Solar storms set off Jupiter’s intense ‘Northern Lights’ by generating a new X-ray aurora
With the help of NASA's Chandra X-Ray Observatory, a UCL-led research team found that solar storms have triggered Jupiter’s intense ‘Northern Lights’ by producing a new X-ray aurora that is eight times brighter compared to normal and hundreds times more energetic in comparison to Earth’s aurora borealis.
This is for the first time ever that Jupiter's X-ray aurora has been analyzed during the arrival of a huge storm from the Sun at the planet.
The striking findings go together well with NASA's Juno mission this summer which is looking forward to understand the link between the two largest structures in the solar system, including the area of space managed by Jupiter's magnetic field and the region under the control of solar wind.

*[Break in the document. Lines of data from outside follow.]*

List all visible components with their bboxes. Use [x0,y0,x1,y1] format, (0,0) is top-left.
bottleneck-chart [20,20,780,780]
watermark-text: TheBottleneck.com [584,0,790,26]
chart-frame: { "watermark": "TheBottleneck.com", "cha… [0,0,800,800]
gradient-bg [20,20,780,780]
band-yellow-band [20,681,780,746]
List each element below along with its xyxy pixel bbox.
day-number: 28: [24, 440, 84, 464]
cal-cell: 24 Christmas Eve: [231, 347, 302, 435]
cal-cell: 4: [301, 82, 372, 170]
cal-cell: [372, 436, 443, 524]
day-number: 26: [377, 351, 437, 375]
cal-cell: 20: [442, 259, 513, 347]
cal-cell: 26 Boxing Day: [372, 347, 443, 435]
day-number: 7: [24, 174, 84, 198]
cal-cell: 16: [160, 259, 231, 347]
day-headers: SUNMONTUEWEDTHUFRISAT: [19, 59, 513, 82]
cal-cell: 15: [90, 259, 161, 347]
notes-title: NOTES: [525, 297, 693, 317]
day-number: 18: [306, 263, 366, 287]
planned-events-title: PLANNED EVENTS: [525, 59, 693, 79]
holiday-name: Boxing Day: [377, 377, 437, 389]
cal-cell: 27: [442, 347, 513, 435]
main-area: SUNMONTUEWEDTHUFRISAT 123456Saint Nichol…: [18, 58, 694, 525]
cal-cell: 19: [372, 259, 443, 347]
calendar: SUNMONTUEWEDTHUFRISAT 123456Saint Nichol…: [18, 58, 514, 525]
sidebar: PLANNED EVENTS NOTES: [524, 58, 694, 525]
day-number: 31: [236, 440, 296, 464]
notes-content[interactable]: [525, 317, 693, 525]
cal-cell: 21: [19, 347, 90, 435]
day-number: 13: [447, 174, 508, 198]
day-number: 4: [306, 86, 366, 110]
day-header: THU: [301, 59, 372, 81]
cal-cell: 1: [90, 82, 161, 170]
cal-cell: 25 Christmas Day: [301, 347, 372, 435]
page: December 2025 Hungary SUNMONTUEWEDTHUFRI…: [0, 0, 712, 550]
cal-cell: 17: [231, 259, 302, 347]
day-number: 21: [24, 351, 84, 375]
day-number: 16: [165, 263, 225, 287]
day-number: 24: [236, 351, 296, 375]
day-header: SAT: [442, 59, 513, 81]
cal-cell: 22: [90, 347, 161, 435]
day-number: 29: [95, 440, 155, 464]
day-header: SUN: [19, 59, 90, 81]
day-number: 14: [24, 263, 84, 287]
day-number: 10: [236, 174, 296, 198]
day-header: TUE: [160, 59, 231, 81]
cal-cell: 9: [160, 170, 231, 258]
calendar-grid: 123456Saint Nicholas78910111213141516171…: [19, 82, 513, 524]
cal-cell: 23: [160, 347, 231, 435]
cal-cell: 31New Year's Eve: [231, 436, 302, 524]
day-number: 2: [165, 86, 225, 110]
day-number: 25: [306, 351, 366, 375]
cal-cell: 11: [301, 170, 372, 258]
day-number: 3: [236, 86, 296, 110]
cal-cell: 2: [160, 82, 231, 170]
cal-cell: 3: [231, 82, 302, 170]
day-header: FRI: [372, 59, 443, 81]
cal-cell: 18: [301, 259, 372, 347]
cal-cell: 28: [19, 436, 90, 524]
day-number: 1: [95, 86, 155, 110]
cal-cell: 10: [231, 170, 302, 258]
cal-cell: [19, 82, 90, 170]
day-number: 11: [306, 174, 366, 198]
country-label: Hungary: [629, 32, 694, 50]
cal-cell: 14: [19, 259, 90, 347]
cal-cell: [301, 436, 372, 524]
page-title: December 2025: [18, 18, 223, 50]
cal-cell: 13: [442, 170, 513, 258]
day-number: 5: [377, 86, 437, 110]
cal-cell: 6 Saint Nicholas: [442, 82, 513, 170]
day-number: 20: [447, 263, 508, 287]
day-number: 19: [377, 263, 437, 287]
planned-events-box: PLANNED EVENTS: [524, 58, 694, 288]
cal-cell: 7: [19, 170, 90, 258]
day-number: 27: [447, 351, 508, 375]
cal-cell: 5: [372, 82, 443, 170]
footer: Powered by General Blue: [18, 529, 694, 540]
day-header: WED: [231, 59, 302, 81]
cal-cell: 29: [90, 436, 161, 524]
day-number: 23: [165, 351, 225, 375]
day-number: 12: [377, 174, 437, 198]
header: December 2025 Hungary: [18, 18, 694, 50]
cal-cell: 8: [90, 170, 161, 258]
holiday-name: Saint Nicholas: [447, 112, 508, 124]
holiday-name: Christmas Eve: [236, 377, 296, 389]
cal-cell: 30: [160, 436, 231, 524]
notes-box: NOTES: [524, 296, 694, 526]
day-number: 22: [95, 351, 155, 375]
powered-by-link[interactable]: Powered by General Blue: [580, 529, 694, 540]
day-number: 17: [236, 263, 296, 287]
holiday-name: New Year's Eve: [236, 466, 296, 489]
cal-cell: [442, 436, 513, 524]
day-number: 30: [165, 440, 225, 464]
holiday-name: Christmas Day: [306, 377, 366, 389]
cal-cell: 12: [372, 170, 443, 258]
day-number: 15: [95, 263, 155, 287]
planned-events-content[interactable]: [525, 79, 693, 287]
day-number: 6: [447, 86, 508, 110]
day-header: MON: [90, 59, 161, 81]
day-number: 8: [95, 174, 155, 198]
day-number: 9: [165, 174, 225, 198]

Lead author and PhD student at UCL Mullard Space Science Laboratory, William Dunn, explained that there is an ongoing power struggle between Jupiter's magnetosphere and solar winds. Dunn said that they want to understand the interaction between them and the impact it has on planet.
Dunn added, “By studying how aurora changes, we can discover more about region of space controlled by Jupiter's magnetic field, and if or how this is influenced by Sun. Understanding this relationship is important for countless magnetic objects across galaxy, including exoplanets, brown dwarfs and neutron stars”.
The Sun continually releases streams of particles in space through the solar wind. At the time of giant storm eruptions, the winds turn quite stronger and squeeze magnetosphere of the planet, moving its boundary along with the solar wind two million kilometers across the space.
According to the study, this interaction at the boundary prompts the high-energy X-rays in Jupiter's Northern Lights, spanning over an area larger than the Earth’s surface.